In life, we learn and grow, choose and become. One single human life contains an equilibrium to itself, made up of whatever morals we held, skills we learned, self-control we gained, strength we grew, knowledge we discovered, truth we accepted, friends we earned, enemies we notarized, fruits we yielded, gratitude we gave, and beauty we beheld.

Skill, hard work, learning, and stewardship are some pieces of a much larger ecosystem. All of the components of a healthy life can never be exhausted or listed since living life includes searching out what it means to live. Knowledge becomes outdated or added to. Stuff we gain from good stewardship decays and blows away in the wind. But, things like character and virtue matter eternally. From hard work and stewardship, we cannot help but gain good character and godly virtue because good character and godly virtue both require and lead to hard work and fruitful stewardship. But, the actual work and stewardship themselves are mere means to the greater ends of enjoyment and godliness that last into the next life.

Don’t sacrifice or overemphasize any one aspect of a well-rounded life over another. Like stones in an archway, every component is important.

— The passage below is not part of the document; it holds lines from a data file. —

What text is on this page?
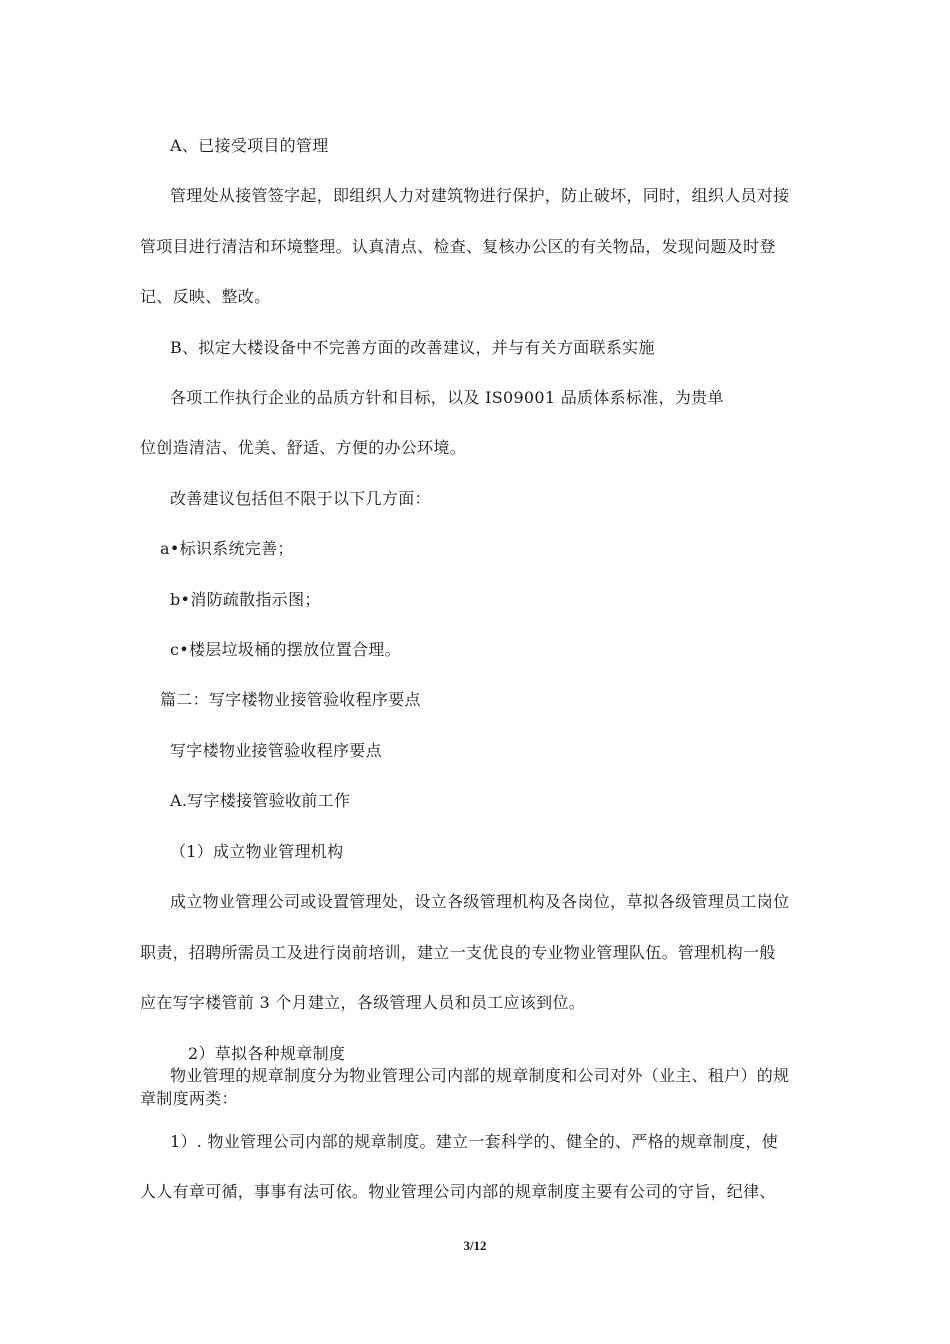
A、已接受项目的管理
管理处从接管签字起，即组织人力对建筑物进行保护，防止破坏，同时，组织人员对接
管项目进行清洁和环境整理。认真清点、检查、复核办公区的有关物品，发现问题及时登
记、反映、整改。
B、拟定大楼设备中不完善方面的改善建议，并与有关方面联系实施
各项工作执行企业的品质方针和目标，以及 IS09001 品质体系标准，为贵单
位创造清洁、优美、舒适、方便的办公环境。
改善建议包括但不限于以下几方面：
a•标识系统完善；
b•消防疏散指示图；
c•楼层垃圾桶的摆放位置合理。
篇二：写字楼物业接管验收程序要点
写字楼物业接管验收程序要点
A.写字楼接管验收前工作
（1）成立物业管理机构
成立物业管理公司或设置管理处，设立各级管理机构及各岗位，草拟各级管理员工岗位
职责，招聘所需员工及进行岗前培训，建立一支优良的专业物业管理队伍。管理机构一般
应在写字楼管前 3 个月建立，各级管理人员和员工应该到位。
2）草拟各种规章制度
物业管理的规章制度分为物业管理公司内部的规章制度和公司对外（业主、租户）的规
章制度两类：
1）. 物业管理公司内部的规章制度。建立一套科学的、健全的、严格的规章制度，使
人人有章可循，事事有法可依。物业管理公司内部的规章制度主要有公司的守旨，纪律、
3/12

The ongoing quest is to identify all of the parts of your life that matter to your journey of today and remember them all throughout the day.

Remembering everything to remember is a near-impossible task. As ever-growing humans, our lives are prone to disproportion. Never think that you have arrived at perfect balance of the juggling act of life’s many values because the moment you become perfect, your purpose in life is expired and it’s time to pass on. God makes sure that we each die when we become as perfect as we will ever be—either by becoming nearly perfect or by refusing to.

We can never measure the impact or value of our own lives. You might help a million souls see the light or you might mentor only one child who does. Which is greater—the world-changer or his mentor—is for Eternity to decide. Gauge your life’s value, not by what you see in this lifetime, but by values transcending into Eternity.